Ya con la mosca detrás de la oreja, los padres quisieron acompañarla al hospital donde supuestamente trabajaba como voluntaria. Todo el montaje vital de Jennifer estaba en peligro. Su único recurso fue escapar una vez dentro del hospital, lo que aumentó las sospechas. Unas sospechas que se hicieron más sólidas cuando decidieron llamar a la amiga con la que supuestamente había convivido tantos años: todo era mentira.
La furia de los padres se concretó en unas medidas de control impresionantes tratándose de una adulta, como ya era Jennifer para entonces.

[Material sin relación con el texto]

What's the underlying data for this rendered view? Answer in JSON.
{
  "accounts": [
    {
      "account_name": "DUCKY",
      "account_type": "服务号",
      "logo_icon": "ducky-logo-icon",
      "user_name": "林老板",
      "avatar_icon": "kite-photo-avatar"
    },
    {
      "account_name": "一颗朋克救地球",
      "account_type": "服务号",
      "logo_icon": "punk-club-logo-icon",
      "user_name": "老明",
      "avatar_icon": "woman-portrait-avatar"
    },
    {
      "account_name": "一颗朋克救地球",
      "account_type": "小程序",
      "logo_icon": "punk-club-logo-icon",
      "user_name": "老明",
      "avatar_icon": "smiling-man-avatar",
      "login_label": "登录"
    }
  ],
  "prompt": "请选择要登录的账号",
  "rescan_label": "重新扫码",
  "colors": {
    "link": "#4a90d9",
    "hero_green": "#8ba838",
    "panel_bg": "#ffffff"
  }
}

La forzaron a dejar su trabajo, instalaron un dispositivo de seguimiento por GPS en su vehículo. La supervisión era tan férrea, que el novio de Jennifer terminó rompiendo con ella.
En 2010, retomó la amistad con un viejo amigo del instituto, Andrew Montemayor, que le dijo que quería matar a su padre. Jennifer pensó en hacer lo mismo. Junto a otra persona, idearon un plan para asesinarlo a cambio de 1.500 dólares (1.275 euros) que le pagaría al sicario, que resultó ser un estafador: huyó con el dinero sin cumplir su objetivo. Recuperada la relación con Daniel, retomó la idea de acabar con la vida de su padre, y también de su madre. Un nuevo contacto se ofrecía a cometer el doble crimen por 10.000 dólares (8.500 euros), contando con la ayuda de otro hombre y de Daniel.
Y, así, la noche del 8 de noviembre de 2010, Jennifer le franqueó el paso a la casa de sus padres a los sicarios, en el área metropolitana de Toronto. "Tenéis acceso VIP", le escribió al móvil al novio, para que entraran. Forzaron a los Pan, padre, madre e hija, a que bajaran a la planta baja, les exigieron que les entregasen todo el dinero que tuvieran y llevaron a Jennifer a la planta de arriba, donde la ataron. Al poco, les dispararon en la cabeza, según la sentencia.
Jennifer llamó a la policía. Que había oído disparos. Su padre había conseguido zafarse, salir a la calle y pedir ayuda a un vecino. El padre de Jennifer llegó al hospital.
A la policía le extrañaba que en el robo los ladrones no se hubieran llevado nada valioso aparte del dinero y que los asaltantes hubieran entrado directamente por la puerta principal del domicilio, como si nada se lo impidiese. El relato del padre al despertar del coma inducido en el hospital reafirmó las sospechas policiales: su hija parecía conocer a los asaltantes. Rodeada nuevamente por miradas inquisitivas, la joven dijo que sufría depresión y que había acordado con los asesinos que la mataran a ella, pero que se confundieron y atacaron a sus padres en su lugar.
Cuatro años después, en diciembre de 2014, Jennifer y sus tres compinches fueron condenados a muerte. A los 25 años tendrán derecho a que se estudie su libertad provisional. El padre, mermado por las heridas causadas por culpa de su hija, quedó impedido para trabajar.